Как и многие другие его ровесники, поручик Пестель, в недавнем прошлом удачливый военный разведчик, должен был стать одним из винтиков военной машины России. Его ждала нелегкая судьба умного, деятельного, начитанного, но все же всего лишь адъютанта генерала Витгенштейна. Конечно, Витгенштейн очень любил его. Конечно, уже в первые послевоенные годы Пестель играл в его штабе заметную роль. Однако к реальному политическому развитию России все это не могло иметь ровно никакого отношения.
Долго и усердно служа, Павел Пестель мог выбиться в немалые чины. Образование и придворные связи вполне позволяли ему лет через 20–30 претендовать, например, на губернаторское место. Именно такой жизненный путь в конце концов выбрал его брат Владимир. Но перед глазами молодого кавалергарда был пример его собственного отца — Ивана Пестеля. Высокий чин тайного советника и генерал-губернаторская должность были пределом его карьеры. Однако ни чин, ни должность не открыли Пестелю-старшему путь к рычагам политического управления страной: он не обладал всей полнотой власти даже в порученной ему императором Сибири.
20-летним офицерам послевоенной эпохи, в том числе и Павлу Пестелю, приходилось выбирать: смириться с положением винтика, надеть «позлащенные оковы», забыть о вчерашней кипучей деятельности и терпеливо выслуживать ордена и чины, или же, не смиряясь со своей судьбой, попытаться сломать сословный строй в России. И построить новую страну, где им и таким, как они, могло найтись достойное место. Большинство ровесников Пестеля выбрали первый путь, организаторы и первые участники Союза спасения — второй.
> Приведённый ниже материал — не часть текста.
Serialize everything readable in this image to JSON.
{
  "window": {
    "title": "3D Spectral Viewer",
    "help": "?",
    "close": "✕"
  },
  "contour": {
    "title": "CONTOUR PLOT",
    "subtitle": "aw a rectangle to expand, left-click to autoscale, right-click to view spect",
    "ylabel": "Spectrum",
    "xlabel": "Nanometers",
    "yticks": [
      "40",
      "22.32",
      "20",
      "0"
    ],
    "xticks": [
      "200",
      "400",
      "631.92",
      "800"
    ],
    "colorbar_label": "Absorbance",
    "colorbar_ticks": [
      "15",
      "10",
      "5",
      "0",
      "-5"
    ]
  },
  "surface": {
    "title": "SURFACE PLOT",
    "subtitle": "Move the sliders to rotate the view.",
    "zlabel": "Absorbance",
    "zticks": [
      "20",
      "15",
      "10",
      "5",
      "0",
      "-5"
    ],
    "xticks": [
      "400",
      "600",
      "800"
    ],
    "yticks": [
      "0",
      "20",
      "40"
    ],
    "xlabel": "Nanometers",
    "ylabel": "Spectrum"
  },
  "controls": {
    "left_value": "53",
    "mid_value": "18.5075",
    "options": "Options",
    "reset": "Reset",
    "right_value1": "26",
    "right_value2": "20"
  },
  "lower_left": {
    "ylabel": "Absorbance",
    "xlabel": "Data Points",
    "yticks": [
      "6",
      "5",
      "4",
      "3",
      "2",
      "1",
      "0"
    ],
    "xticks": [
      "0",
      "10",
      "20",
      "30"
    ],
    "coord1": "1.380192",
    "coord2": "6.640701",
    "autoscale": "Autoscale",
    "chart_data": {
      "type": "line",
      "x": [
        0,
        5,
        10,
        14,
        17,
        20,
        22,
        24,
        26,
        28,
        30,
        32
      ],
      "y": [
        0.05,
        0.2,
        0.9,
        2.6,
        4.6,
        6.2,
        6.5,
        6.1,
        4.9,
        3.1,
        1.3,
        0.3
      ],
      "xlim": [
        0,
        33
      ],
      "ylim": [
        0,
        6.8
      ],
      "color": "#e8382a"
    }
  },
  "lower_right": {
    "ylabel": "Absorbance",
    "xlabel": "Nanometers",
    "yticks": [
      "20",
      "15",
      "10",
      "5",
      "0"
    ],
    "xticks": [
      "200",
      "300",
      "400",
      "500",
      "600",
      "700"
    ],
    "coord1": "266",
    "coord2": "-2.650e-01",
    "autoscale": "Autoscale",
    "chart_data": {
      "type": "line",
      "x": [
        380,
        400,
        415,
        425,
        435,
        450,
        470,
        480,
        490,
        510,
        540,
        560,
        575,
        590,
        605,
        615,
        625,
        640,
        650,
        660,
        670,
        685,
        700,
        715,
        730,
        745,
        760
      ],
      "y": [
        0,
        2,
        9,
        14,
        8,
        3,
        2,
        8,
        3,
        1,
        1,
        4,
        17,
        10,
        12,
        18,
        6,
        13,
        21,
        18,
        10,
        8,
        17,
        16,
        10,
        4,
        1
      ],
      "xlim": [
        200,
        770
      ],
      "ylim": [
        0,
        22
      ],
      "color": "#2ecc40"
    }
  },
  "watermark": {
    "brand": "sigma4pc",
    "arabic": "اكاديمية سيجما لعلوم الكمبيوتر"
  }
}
«Первые декабристы» — офицеры, связанные между собою узами родства, детской дружбы и боевого товарищества, были, конечно, совершенными дилетантами в вопросах стратегии и тактики заговора. Их программой, согласно позднейшим мемуарам Якушкина, было «в обширном смысле благо России».
О том же, что понимать под «благом России», в Союзе шли споры. Некоторые предполагали, что оно — в «представительном устройстве» государства. Другим казалось, что необходимо «даровать свободу крепостным крестьянам и для того пригласить большую часть дворянства к поданию о том просьбы государю императору». Третьи считали, что дворянство не согласится на подачу такого проекта, что император Александр — тиран, презирающий интересы страны, и потому его необходимо уничтожить.
Осознанием этой идеи стал «московский заговор» сентября 1817 года. Возбужденные письмом Сергея Трубецкого о том, что «государь намерен возвратить Польше все завоеванные нами области и удалиться в Варшаву со всем двором», юные конспираторы решили убить императора в Москве. Александр Муравьев предложил «бросить жребий, чтобы узнать, кому нанести удар царю». Иван Якушкин возразил: «Я решился без всякого жребия принести себя в жертву и никому не уступлю этой чести». Против высказался Сергей Муравьев-Апостол: «На другой день, обдумав неосновательное намерение наше и быв болен, я изложил на бумаге мое мнение, коим остановлял предпринятое действие, показывая скудость средств к достижению цели».
Император остался цел, а один из заговорщиков, офицер-литератор Павел Катенин, написал стихи:
Союз спасения, несмотря на грозное звучание своего названия, отсылающего к знаменитому якобинскому Комитету, при всей резкости речей, звучащих на его заседаниях, вряд ли был опасен устоям самодержавной России. Понимая, что положение дел в России надо менять, заговорщики совершенно не представляли себе, что конкретно нужно для этого сделать.
Пестель резко выделялся среди них уже на этом, самом первом этапе существования заговора. Хотя и он еще плохо представлял себе, какой должна стать Россия в будущем, уже тогда он понимал, что одними разговорами об «общественном благе» добиться ничего нельзя. Практически сразу же после вступления в общество Пестель предложил построить реально действующую структуру заговора, способную в нужный момент взять власть.
Именно Пестелю принадлежала решающая роль в написании устава, или, как его называли сами заговорщики, статута Союза спасения. Впоследствии сами члены Союза свой статут уничтожили, и судить о его содержании можно лишь по дошедшим до нас косвенным свидетельствам. Согласно им, составляя статут, Пестель учитывал опыт деятельности двух современных ему организаций: масонства и тайной полиции.